Denver demands justice for family of Elias Armstrong
Denver, CO – On Thursday March 23, over a dozen activists and members of the community gathered in the morning outside of the district attorney’s office to demand justice for Elias Armstrong and his family.
On February 5, a white vigilante tracked Elias’ stolen car from the affluent Central Park neighborhood on the eastern edge of the city to a small, working-class community on the opposite side of town. Security footage shows that 12-year-old Elias Armstrong was standing in plain view next to the vehicle when the vigilante located it. With full knowledge that his actions put children at risk, the man drew his weapon and ran at full speed toward the stolen car. Elias Armstrong jumped into the driver seat to try and drive to safety, but the vigilante fired his gun over a dozen times into the car full of kids. Two other minors in the vehicle with Elias suffered gunshot wounds but survived the attack. Armstrong died in the car two blocks from where he was shot.

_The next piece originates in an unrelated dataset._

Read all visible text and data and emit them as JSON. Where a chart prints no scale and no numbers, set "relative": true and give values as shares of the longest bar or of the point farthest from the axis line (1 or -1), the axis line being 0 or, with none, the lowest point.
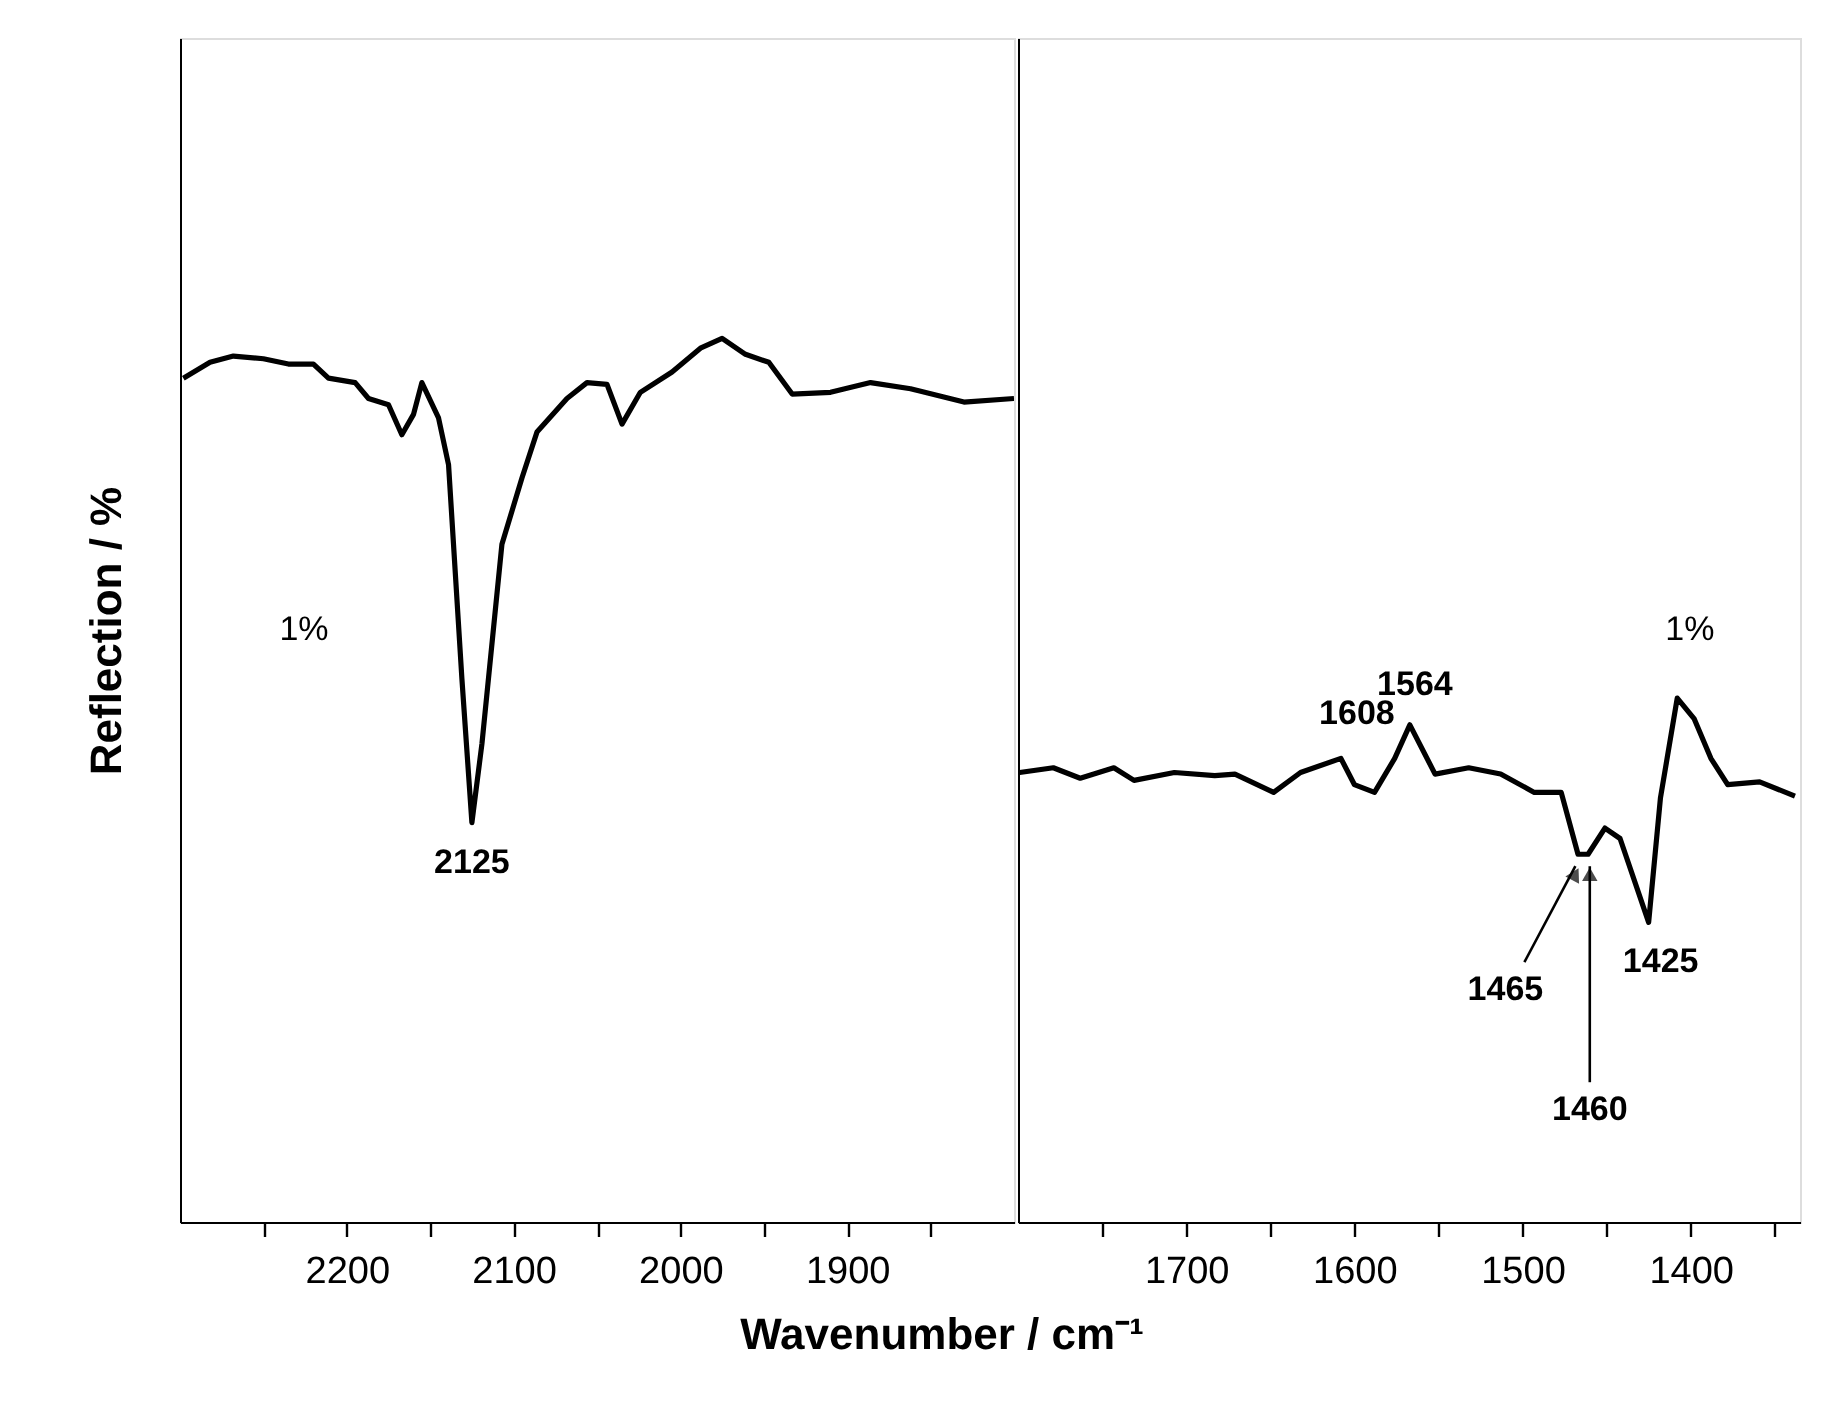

Denver District Attorney Beth McCann has refused to press charges against the man who murdered Elias Armstrong over a car. She refuses to release 911 tapes or any audio of the encounter and she even refuses to provide the name of the vigilante so that the Armstrong family could pursue a civil lawsuit. It was announced at this event that the family believes they have learned the identity of the gunman and have officially pressed charges. Beth McCann has sent her message loud and clear: She’s not interested in justice for the Armstrong family. Like so many before her, Denver’s top law enforcement officer has announced that white property is more valuable than Black lives.
The Armstrong family has a long, multi-generational history with racist violence, often at the hands of police. Elias’ older brother, Torrence, was killed by Westminster police just a few months prior to Elias. Elias’ father, Thomas, is still seeking justice for an incident in 2005 in which Denver PD left him in a coma after a vicious beating and torture. Naturally, many members of the family believe that they have been specifically targeted for violence by Denver police and those acting on their behalf. “If you want to become a serial killer, become a Denver police officer because you’ll get away with it every time,” said Thomas Armstrong.
The Denver-Aurora Community Action Committee, an organization that fights against racist and political repression in Denver and its largest suburb, have noticed a pattern of DA McCann denying justice to the victims of racist violence. This is especially true in the case of racist police violence such as the mass shooting committed by Denver PD last July which injured seven. Beth McCann was quick to press charges on one of the victims in that shooting, 21-year-old Jordan Waddy, but passed the buck to a grand jury to decide the fate of the three officers who recklessly shot into a crowd. Only one of those officers has been charged.
Belinda Wray’s son, Mark Wray Jr., was killed by an Denver Regional Transit District bus under a number of suspicious circumstances but DA McCann closed the case only 45 minutes after Mark’s death. Wray told the crowd, “My son deserves the truth! This city deserves the truth! I’m not scared and I’m gonna take this to the end!” The DA’s repeated attempts to push cases under the rug and deny justice to families of horrible crimes prompted some demonstrators to carry signs referring to her as “Cover-up McCann.”
The Armstrong family is demanding that District Attorney McCann confirm the identity of the dangerous man who killed their son, the 911 calls associated with the incident, all video footage and audio associated with the incident, and a full, independent investigation into the events of that evening. They want murder charges as well as several state and federal weapons charges pressed against the vigilante. They also want legislators to pass a law, which they would like to be called “Elias’ Law,” which forbids people from taking matters into their own hands when attempting to recover stolen vehicles. In the case of 16-year-old Torrence Armstrong, the family demands bodycam footage of the incident which has still not been released. Finally, the family demands the creation of a Civilian Police Accountability Council which would provide communities with genuine, democratic control over how they are policed.